Our research is devoted to the following main topics: 1) Understanding the role of Notch signaling in the regulation of T cell homeostasis and differentiation, particularly in the setting of allogeneic T cell responses; 2) investigating the homeostasis of blood-forming stem cells in situations of hematopoietic stress and the role of epigenetic regulation in their regulation.
In a first project, we are interested in the regulation of mature T cell homeostasis and differentiation by Notch signaling. Using several genetic models of Notch inactivation, we are investigating the molecular and cellular mechanisms underlying the activity of Notch signaling in allogeneic T cell responses (T cell responses against foreign tissue antigens). Our findings indicate that Notch behaves as a novel and potent master regulator of T cell function in several mouse models of graft-versus-host disease. We are currently investigating the molecular mechanisms of this effect and exploring its potential therapeutic applications.

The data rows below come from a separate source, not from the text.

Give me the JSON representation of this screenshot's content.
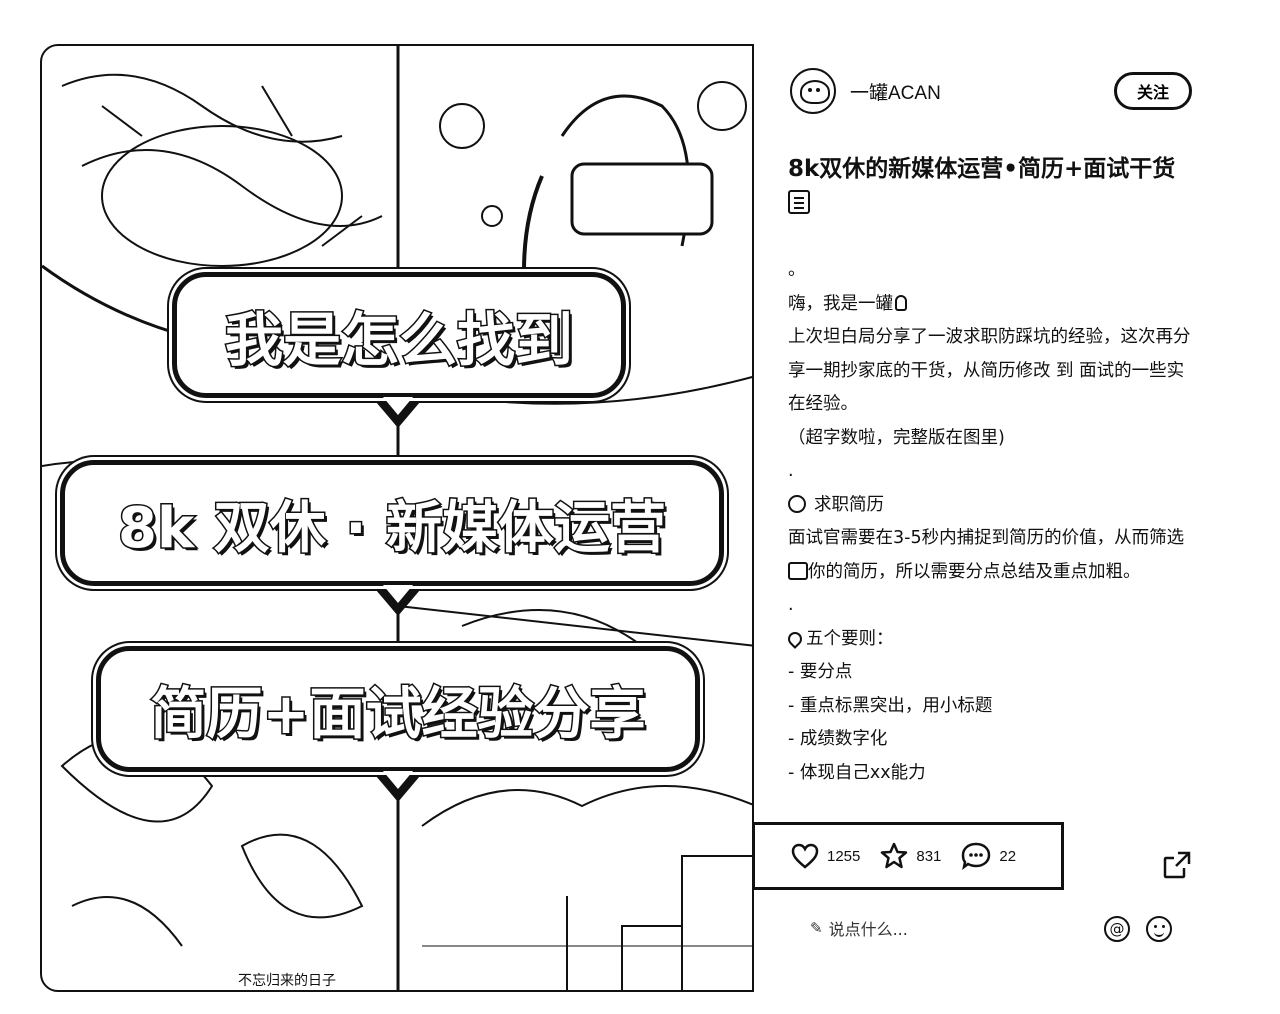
{
  "post_image": {
    "bubble_1": "我是怎么找到",
    "bubble_2": "8k 双休 · 新媒体运营",
    "bubble_3": "简历+面试经验分享",
    "caption": "不忘归来的日子"
  },
  "author": {
    "name": "一罐ACAN",
    "follow_label": "关注"
  },
  "post": {
    "title": "8k双休的新媒体运营•简历+面试干货",
    "lines": [
      "。",
      "嗨，我是一罐",
      "上次坦白局分享了一波求职防踩坑的经验，这次再分享一期抄家底的干货，从简历修改 到 面试的一些实在经验。",
      "（超字数啦，完整版在图里)",
      ".",
      "求职简历",
      "面试官需要在3-5秒内捕捉到简历的价值，从而筛选",
      "你的简历，所以需要分点总结及重点加粗。",
      ".",
      "五个要则：",
      "- 要分点",
      "- 重点标黑突出，用小标题",
      "- 成绩数字化",
      "- 体现自己xx能力"
    ]
  },
  "engagement": {
    "likes": "1255",
    "collects": "831",
    "comments": "22"
  },
  "comment_input": {
    "placeholder": "说点什么..."
  }
}
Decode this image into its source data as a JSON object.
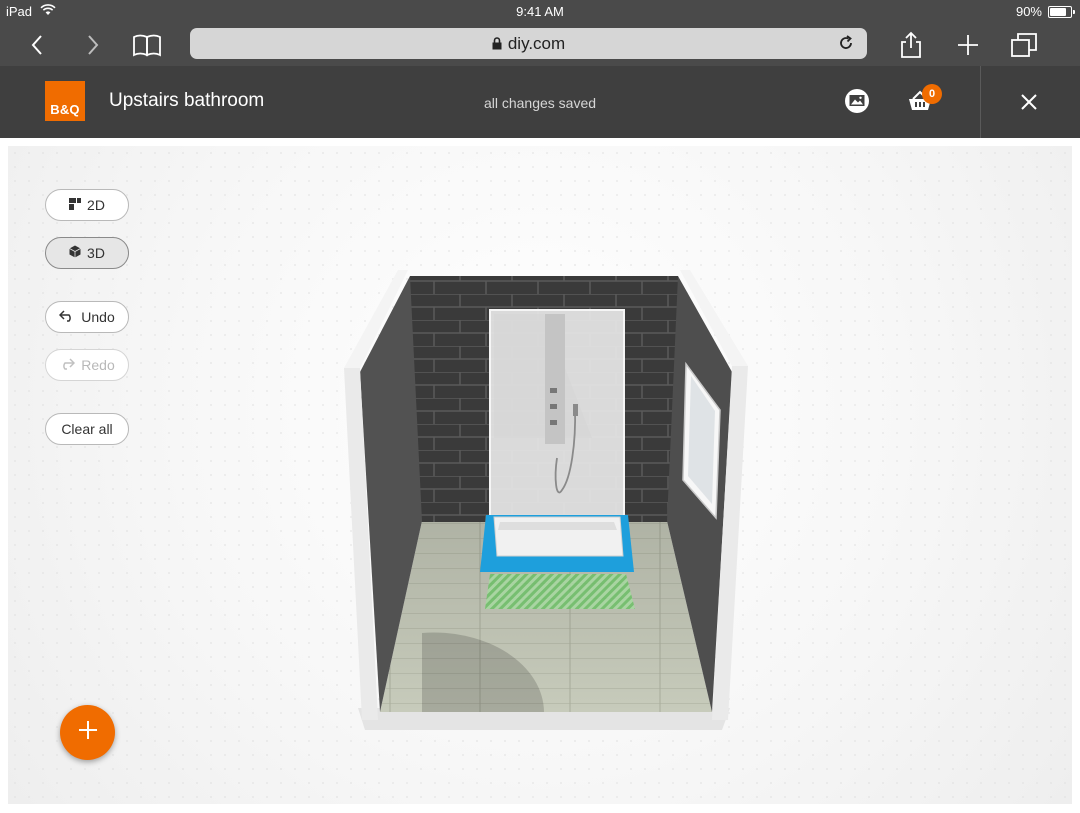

In a second project, the Maillard laboratory is investigating the role of menin, a protein encoded by the Men1 tumor suppressor gene, in the regulation of hematopoietic stem cell homeostasis. Menin is a nuclear protein that functions as a cofactor for the Mixed Lineage Leukemia (Mll) gene product, a mammalian homologue of Drosophila Trithorax proteins that acts as a Histone 3 Lysine 4 (H3K4) methyltransferase in the epigenetic regulation of transcription. We have recently shown that menin is largely dispensable to support hematopoiesis in steady-state conditions, but becomes absolutely essential for hematopoietic stem cell function in situations of hematopoietic stress, such as after bone marrow transplantation. We are currently looking at the effect of menin loss on cell cycle regulation, survival and differentiation in hematopoietic stem cells. We are also investigating the interaction of other histone methyltransferases with menin and MLL. Finally, in collaboration with Dr. Catherine Keegan (Pediatrics), we are exploring the function of the "shelterin" complex in blood-forming stem cells.